Given the serious nature of Guillain-Barré and microcephaly, it is prudent for pregnant women to either avoid travel to areas that are endemic for Zika virus infection, or to take measures to reduce exposure to mosquitoes.
There are currently no antiviral drugs or vaccines that can be used to treat or prevent infection with Zika virus. We do have a safe and effective vaccine against another flavivirus, yellow fever virus. Substituting the gene encoding the yellow fever E glycoprotein with that from Zika virus might be a good approach to quickly making a Zika vaccine. However testing of such a vaccine candidate might require several years.
Mosquito control is the only option for restricting Zika virus infection. Measures such as wearing clothes that cover much of the body, sleeping under a bed net, and making sure that breeding sites for mosquitoes (standing water in pots and used tires) are eliminated. Reducing mosquito populations with insecticides may also help to reduce the risk of infection.
It is not surprising that Zika virus has spread extensively throughout the Americas. This area not only harbors mosquito species that can transmit the virus, but there is little population immunity to infection. Infections are likely to continue in these areas, hence it is important to determine whether or not Zika virus infection has serious consequences.

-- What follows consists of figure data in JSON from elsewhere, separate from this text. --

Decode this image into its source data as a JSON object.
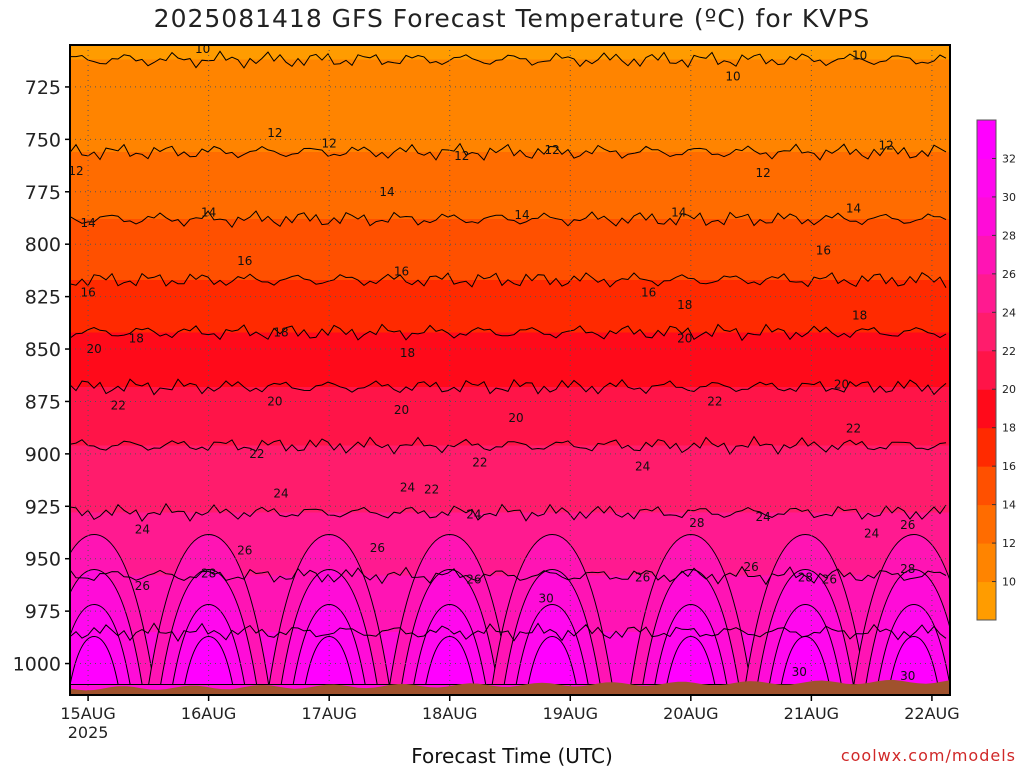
{
  "title": "2025081418 GFS Forecast Temperature (ºC) for KVPS",
  "xlabel": "Forecast Time (UTC)",
  "credit": "coolwx.com/models",
  "chart_data": {
    "type": "heatmap",
    "title": "2025081418 GFS Forecast Temperature (ºC) for KVPS",
    "xlabel": "Forecast Time (UTC)",
    "ylabel": "",
    "y_axis": "pressure (hPa), decreasing upward",
    "ylim": [
      1015,
      705
    ],
    "y_ticks": [
      725,
      750,
      775,
      800,
      825,
      850,
      875,
      900,
      925,
      950,
      975,
      1000
    ],
    "x_range_days": [
      14.85,
      22.15
    ],
    "x_ticks": [
      {
        "value": 15,
        "label": "15AUG",
        "sub": "2025"
      },
      {
        "value": 16,
        "label": "16AUG",
        "sub": ""
      },
      {
        "value": 17,
        "label": "17AUG",
        "sub": ""
      },
      {
        "value": 18,
        "label": "18AUG",
        "sub": ""
      },
      {
        "value": 19,
        "label": "19AUG",
        "sub": ""
      },
      {
        "value": 20,
        "label": "20AUG",
        "sub": ""
      },
      {
        "value": 21,
        "label": "21AUG",
        "sub": ""
      },
      {
        "value": 22,
        "label": "22AUG",
        "sub": ""
      }
    ],
    "grid": true,
    "surface_pressure": 1010,
    "contour_interval": 2,
    "colorbar": {
      "ticks": [
        10,
        12,
        14,
        16,
        18,
        20,
        22,
        24,
        26,
        28,
        30,
        32
      ],
      "range": [
        8,
        34
      ],
      "colors": [
        "#ff9c00",
        "#ff8400",
        "#ff6c00",
        "#ff5000",
        "#ff2a00",
        "#ff0a1a",
        "#ff1448",
        "#ff1c6c",
        "#ff1a90",
        "#ff14b4",
        "#ff0cd8",
        "#ff08ee",
        "#ff00ff"
      ]
    },
    "isotherm_levels": [
      {
        "temp": 10,
        "pressure": 712
      },
      {
        "temp": 12,
        "pressure": 756
      },
      {
        "temp": 14,
        "pressure": 788
      },
      {
        "temp": 16,
        "pressure": 817
      },
      {
        "temp": 18,
        "pressure": 842
      },
      {
        "temp": 20,
        "pressure": 868
      },
      {
        "temp": 22,
        "pressure": 896
      },
      {
        "temp": 24,
        "pressure": 928
      },
      {
        "temp": 26,
        "pressure": 958
      },
      {
        "temp": 28,
        "pressure": 985
      }
    ],
    "contour_labels": [
      {
        "text": "10",
        "x": 15.95,
        "p": 707
      },
      {
        "text": "10",
        "x": 20.35,
        "p": 720
      },
      {
        "text": "10",
        "x": 21.4,
        "p": 710
      },
      {
        "text": "12",
        "x": 14.9,
        "p": 765
      },
      {
        "text": "12",
        "x": 16.55,
        "p": 747
      },
      {
        "text": "12",
        "x": 17.0,
        "p": 752
      },
      {
        "text": "12",
        "x": 18.1,
        "p": 758
      },
      {
        "text": "12",
        "x": 18.85,
        "p": 755
      },
      {
        "text": "12",
        "x": 20.6,
        "p": 766
      },
      {
        "text": "12",
        "x": 21.62,
        "p": 753
      },
      {
        "text": "14",
        "x": 15.0,
        "p": 790
      },
      {
        "text": "14",
        "x": 16.0,
        "p": 785
      },
      {
        "text": "14",
        "x": 17.48,
        "p": 775
      },
      {
        "text": "14",
        "x": 18.6,
        "p": 786
      },
      {
        "text": "14",
        "x": 19.9,
        "p": 785
      },
      {
        "text": "14",
        "x": 21.35,
        "p": 783
      },
      {
        "text": "16",
        "x": 15.0,
        "p": 823
      },
      {
        "text": "16",
        "x": 16.3,
        "p": 808
      },
      {
        "text": "16",
        "x": 17.6,
        "p": 813
      },
      {
        "text": "16",
        "x": 19.65,
        "p": 823
      },
      {
        "text": "16",
        "x": 21.1,
        "p": 803
      },
      {
        "text": "18",
        "x": 15.4,
        "p": 845
      },
      {
        "text": "18",
        "x": 16.6,
        "p": 842
      },
      {
        "text": "18",
        "x": 17.65,
        "p": 852
      },
      {
        "text": "18",
        "x": 19.95,
        "p": 829
      },
      {
        "text": "18",
        "x": 21.4,
        "p": 834
      },
      {
        "text": "20",
        "x": 15.05,
        "p": 850
      },
      {
        "text": "20",
        "x": 16.55,
        "p": 875
      },
      {
        "text": "20",
        "x": 17.6,
        "p": 879
      },
      {
        "text": "20",
        "x": 18.55,
        "p": 883
      },
      {
        "text": "20",
        "x": 19.95,
        "p": 845
      },
      {
        "text": "20",
        "x": 21.25,
        "p": 867
      },
      {
        "text": "22",
        "x": 15.25,
        "p": 877
      },
      {
        "text": "22",
        "x": 16.4,
        "p": 900
      },
      {
        "text": "22",
        "x": 17.85,
        "p": 917
      },
      {
        "text": "22",
        "x": 18.25,
        "p": 904
      },
      {
        "text": "22",
        "x": 20.2,
        "p": 875
      },
      {
        "text": "22",
        "x": 21.35,
        "p": 888
      },
      {
        "text": "24",
        "x": 15.45,
        "p": 936
      },
      {
        "text": "24",
        "x": 16.6,
        "p": 919
      },
      {
        "text": "24",
        "x": 17.65,
        "p": 916
      },
      {
        "text": "24",
        "x": 18.2,
        "p": 929
      },
      {
        "text": "24",
        "x": 19.6,
        "p": 906
      },
      {
        "text": "24",
        "x": 20.6,
        "p": 930
      },
      {
        "text": "24",
        "x": 21.5,
        "p": 938
      },
      {
        "text": "26",
        "x": 15.45,
        "p": 963
      },
      {
        "text": "26",
        "x": 16.3,
        "p": 946
      },
      {
        "text": "26",
        "x": 17.4,
        "p": 945
      },
      {
        "text": "26",
        "x": 18.2,
        "p": 960
      },
      {
        "text": "26",
        "x": 19.6,
        "p": 959
      },
      {
        "text": "26",
        "x": 20.5,
        "p": 954
      },
      {
        "text": "26",
        "x": 21.15,
        "p": 960
      },
      {
        "text": "26",
        "x": 21.8,
        "p": 934
      },
      {
        "text": "28",
        "x": 16.0,
        "p": 957
      },
      {
        "text": "28",
        "x": 20.05,
        "p": 933
      },
      {
        "text": "28",
        "x": 20.95,
        "p": 959
      },
      {
        "text": "28",
        "x": 21.8,
        "p": 955
      },
      {
        "text": "30",
        "x": 18.8,
        "p": 969
      },
      {
        "text": "30",
        "x": 20.9,
        "p": 1004
      },
      {
        "text": "30",
        "x": 21.8,
        "p": 1006
      }
    ]
  }
}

Recently Zika virus was identified in multiple states, including Texas, New York, and New Jersey, in international travelers returning to the U.S . Such isolations are likely to continue as long as infections occur elsewhere. Whether or not the virus becomes established in the U.S. is a matter of conjecture. West Nile virus, which is spread by culecine mosquitoes, entered the U.S. in 1999 and rapidly spread across the country. In contrast, Dengue virus, which is spread by Aedes mosquitoes, has not become endemic in the U.S.
We recently discussed Zika virus on episode #368 of the science show This Week in Virology. You can be sure that we will revisit this topic very soon.